My uncle P almost desperately tried to come through humanitarian means to see his brother who was getting worse, the political bids between governments began and everything was delayed. My uncle A died crying out in agony to see his brother for the last time…his brother back in the Yuma, I think he was never the same again after that irreparable loss. The irreparable distances, the dreams severed like a flower on a stem, the life that continues impetuous, intense, conflictive and does not listen to excuses, nor to a soul in mourning.
My uncle’s successive disappearances began shortly after, he began to distance himself from everything and everyone. According to urban legends, he could be in jail, in the process of being repatriated for some serious infraction or living the sweet life and drinking the Coca-Cola of oblivion. It has been 27 years and my uncle did not return to Cuba, nor did he manage to become the Messiah, the savior of the family’s poverty. The penultimate time we didn’t hear from him for almost ten years, during which the most dissimilar stories were speculated, for my grandmother it is the conviction that her son will one day appear and surprise us.
The harsh truth is that my uncle, for many reasons, did not achieve the American golden dream. For a long time he was imprisoned, he is prevented from obtaining U.S. citizenship and leaving the territory, he has had to rehabilitate several times due to chemical dependency and lives on the streets of San Francisco in a modest tent, although in stages social services supports him with food and accommodation. One day when we talked, he told me: Boy, take care of yourself, if you are going to leave Cuba, sometimes things are not as one imagines them! I thought about him a lot, and I also understood his words better, when I watched the moving documentary Lead me home, released on the Netflix platform in November 2021.
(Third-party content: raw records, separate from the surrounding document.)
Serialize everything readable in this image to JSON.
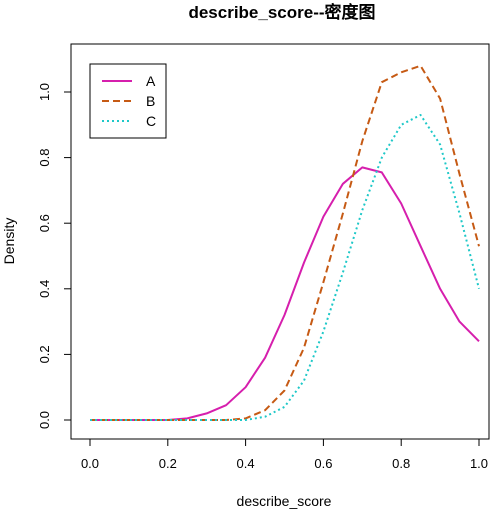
{
  "chart_data": {
    "type": "line",
    "title": "describe_score--密度图",
    "xlabel": "describe_score",
    "ylabel": "Density",
    "xlim": [
      0,
      1
    ],
    "ylim": [
      0,
      1.1
    ],
    "xticks": [
      "0.0",
      "0.2",
      "0.4",
      "0.6",
      "0.8",
      "1.0"
    ],
    "yticks": [
      "0.0",
      "0.2",
      "0.4",
      "0.6",
      "0.8",
      "1.0"
    ],
    "grid": false,
    "legend_position": "top-left",
    "x": [
      0.0,
      0.05,
      0.1,
      0.15,
      0.2,
      0.25,
      0.3,
      0.35,
      0.4,
      0.45,
      0.5,
      0.55,
      0.6,
      0.65,
      0.7,
      0.75,
      0.8,
      0.85,
      0.9,
      0.95,
      1.0
    ],
    "series": [
      {
        "name": "A",
        "color": "#d61fad",
        "dash": "solid",
        "values": [
          0.0,
          0.0,
          0.0,
          0.0,
          0.0,
          0.005,
          0.02,
          0.045,
          0.1,
          0.19,
          0.32,
          0.48,
          0.62,
          0.72,
          0.77,
          0.755,
          0.66,
          0.53,
          0.4,
          0.3,
          0.24
        ]
      },
      {
        "name": "B",
        "color": "#c65a14",
        "dash": "dashed",
        "values": [
          0.0,
          0.0,
          0.0,
          0.0,
          0.0,
          0.0,
          0.0,
          0.0,
          0.005,
          0.03,
          0.09,
          0.22,
          0.42,
          0.63,
          0.85,
          1.03,
          1.06,
          1.08,
          0.98,
          0.75,
          0.53
        ]
      },
      {
        "name": "C",
        "color": "#1ec8c8",
        "dash": "dotted",
        "values": [
          0.0,
          0.0,
          0.0,
          0.0,
          0.0,
          0.0,
          0.0,
          0.0,
          0.0,
          0.01,
          0.04,
          0.12,
          0.27,
          0.45,
          0.64,
          0.8,
          0.9,
          0.93,
          0.84,
          0.63,
          0.4
        ]
      }
    ]
  }
}
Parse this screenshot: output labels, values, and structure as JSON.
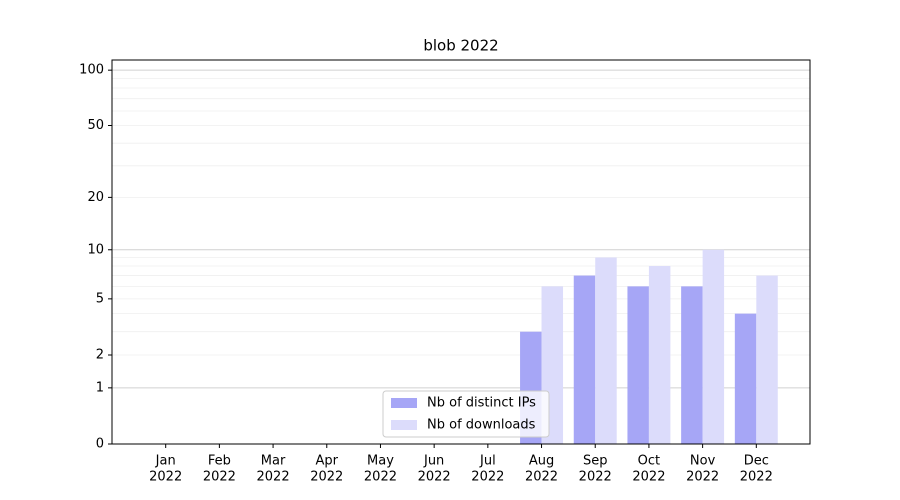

I am not particularly pleased to talk about my homeless uncle, nor do I dislike him nor am I going to evade his reality, which is also mine, that of our family and that of many other families in the United States, in Brazil, in Cuba, in the world. As I write these lines I think of the impiety, the distances, the challenges, the heavy burdens that are placed on the backs of people who emigrate. Nobody expects failure, least of all the emigrants themselves, we all expect success, especially economic success, as a tangible result of the fact that one’s life changed and one was part of the change of others.
At the beginning of 2022, hundreds of thousands of Cuban men and women will be challenging cultures, language barriers, illnesses, pandemics, sadness, in an attempt to contribute to the family well-being of those they leave behind. It is imperative that both, those from inside and those from outside, those who are on the island and those who are in the dissimilar diasporas, do not lose love, compassion, emotional support, faith, and loyalty for human beings above any possible and necessary material good.
These lines, which blur multiple and daily human dramas, are not a call to sadness, but rather to understanding, to otherness and the ability to put ourselves in the other’s place, to reflect on the complexities and courses that life can take. This text is a message of hope to the Cuban diaspora and their families in this 2022, a way to wish with all the strength of my heart that my uncle be healthy, and that wherever he is, he feels that beyond the ambiguous perceptions of success or failure, there will always be the infinite love of his mother, his brothers, mine…and that love will accompany him through the cold streets of San Francisco or in the luxurious and warm St. Regis Hotel in California.